Байцзин кивает, почему-то ничего не чувствуя. Как будто уже смирился с тем, что за порогом следующего дня стоит, приглашающе раскрыв руки, его смерть.

В отчаянных объятиях Байгуана холодно. Глаза жжет против воли. Байцзин обнимает в ответ и чувствует, как его прижали к себе, словно пытаясь удержать, не отдать, оставить рядом. Он впервые думает о том, какая боль разрывает сердце брата, и отчего-то хочется побыстрее уйти. Чтобы не мучить его.

Тем же днем, после обеденной трапезы, они с Цинъюй прогуливаются по городу. Воздух влажен и пахнет предзнаменованием дождя, теплый ароматный пар поднимается от уличных ларьков с едой. Над столицей раскинута плотная сеть голосов, возгласов, выкриков, чьего-то звонкого смеха, и Байцзин позволяет себе запутаться в ней, не пытаясь освободиться из причудливого плетения.

Они идут молча, рука в руке, и каждый шаг – молчаливое: «Я здесь. Я с тобой». Походка Цинъюй тверда, пальцы привычно теплые, почти горячие, и как будто бы все в порядке, как будто мир дал им передышку, маленький шанс безмятежно забыться. Уголки губ Байцзина едва-едва приподнимаются. Цинъюй вдруг безмолвно тянет его ладонь вверх, к своему лицу, к губам, чтобы он прикоснулся кончиками пальцев.

– Так хорошо, да? – негромко, мягко говорит она. И тоже улыбается.

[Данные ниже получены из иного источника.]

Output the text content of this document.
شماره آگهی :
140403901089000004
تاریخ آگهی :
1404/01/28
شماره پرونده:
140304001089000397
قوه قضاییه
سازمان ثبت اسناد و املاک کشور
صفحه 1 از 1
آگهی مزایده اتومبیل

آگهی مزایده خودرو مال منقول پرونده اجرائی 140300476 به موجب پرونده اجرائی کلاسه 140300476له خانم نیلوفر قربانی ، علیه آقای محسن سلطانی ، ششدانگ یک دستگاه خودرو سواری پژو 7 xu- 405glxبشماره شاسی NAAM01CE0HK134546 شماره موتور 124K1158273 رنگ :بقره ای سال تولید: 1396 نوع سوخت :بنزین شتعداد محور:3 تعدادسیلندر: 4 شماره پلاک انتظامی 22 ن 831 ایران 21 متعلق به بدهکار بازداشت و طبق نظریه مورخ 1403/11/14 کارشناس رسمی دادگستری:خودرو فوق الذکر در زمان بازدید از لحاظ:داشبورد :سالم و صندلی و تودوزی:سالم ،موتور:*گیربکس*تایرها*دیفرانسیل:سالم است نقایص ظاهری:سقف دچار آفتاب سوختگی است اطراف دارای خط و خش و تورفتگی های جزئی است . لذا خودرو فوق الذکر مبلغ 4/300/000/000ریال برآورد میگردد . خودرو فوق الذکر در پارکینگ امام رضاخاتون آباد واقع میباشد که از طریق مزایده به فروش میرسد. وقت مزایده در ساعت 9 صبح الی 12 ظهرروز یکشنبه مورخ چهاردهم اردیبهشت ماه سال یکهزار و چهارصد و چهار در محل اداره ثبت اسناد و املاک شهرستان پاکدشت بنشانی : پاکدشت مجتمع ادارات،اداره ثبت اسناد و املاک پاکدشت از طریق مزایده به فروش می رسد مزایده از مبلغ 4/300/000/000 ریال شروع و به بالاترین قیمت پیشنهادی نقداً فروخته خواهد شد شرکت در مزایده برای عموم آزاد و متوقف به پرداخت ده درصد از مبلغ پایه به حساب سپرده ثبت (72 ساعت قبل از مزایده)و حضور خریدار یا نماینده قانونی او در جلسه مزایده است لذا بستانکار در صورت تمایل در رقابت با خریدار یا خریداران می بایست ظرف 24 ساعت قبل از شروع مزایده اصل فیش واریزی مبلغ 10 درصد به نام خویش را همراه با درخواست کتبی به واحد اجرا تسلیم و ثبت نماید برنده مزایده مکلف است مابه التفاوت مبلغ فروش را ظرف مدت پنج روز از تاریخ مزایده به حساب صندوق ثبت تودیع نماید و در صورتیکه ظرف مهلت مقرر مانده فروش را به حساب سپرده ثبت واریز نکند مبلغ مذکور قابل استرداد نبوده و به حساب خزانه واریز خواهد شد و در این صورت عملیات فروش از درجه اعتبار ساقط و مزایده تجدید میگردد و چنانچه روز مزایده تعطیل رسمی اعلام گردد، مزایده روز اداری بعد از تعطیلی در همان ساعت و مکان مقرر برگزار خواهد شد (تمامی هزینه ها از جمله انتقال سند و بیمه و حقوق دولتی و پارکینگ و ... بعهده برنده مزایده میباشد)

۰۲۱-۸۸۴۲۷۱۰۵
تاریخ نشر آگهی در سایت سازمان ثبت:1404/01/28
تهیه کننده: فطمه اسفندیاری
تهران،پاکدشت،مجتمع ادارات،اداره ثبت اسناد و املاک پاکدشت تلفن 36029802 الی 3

У главных ворот дворца какой-то шум. Не привычные разговоры стражников, а что-то выбивающееся, резкое, громкое. Когда Байцзин и Цинъюй подходят ближе, до них доносится взволнованный голос:

– Да пропустите меня! Я глава клана фэнхуанов, избранная – моя шицзе! Я должен увидеть ее!

– Хэнсин-сяньшэн, – сдержанно отвечает один из стражников, – нам не положено…

– Шиди? – внезапно окликает Цинъюй, и в ее тоне – ни удивления, ни радости, только тихая усталость.

Шум обрывается. Рваный выдох, шорох ткани. И шелест оперения – Байцзин узнает этот звук. К ним приближаются шаги. Раз, два, три – прежде чем остановиться напротив. Байцзин прислушивается к пространству вокруг себя. Очертания фигуры Хэнсина в слиянии тонких временных слоев размыты и дрожат, не читаются четко, как Байцзин уже приспособился воспринимать. Звук дыхания – примерно на уровне с его собственным. Значит, они одного роста.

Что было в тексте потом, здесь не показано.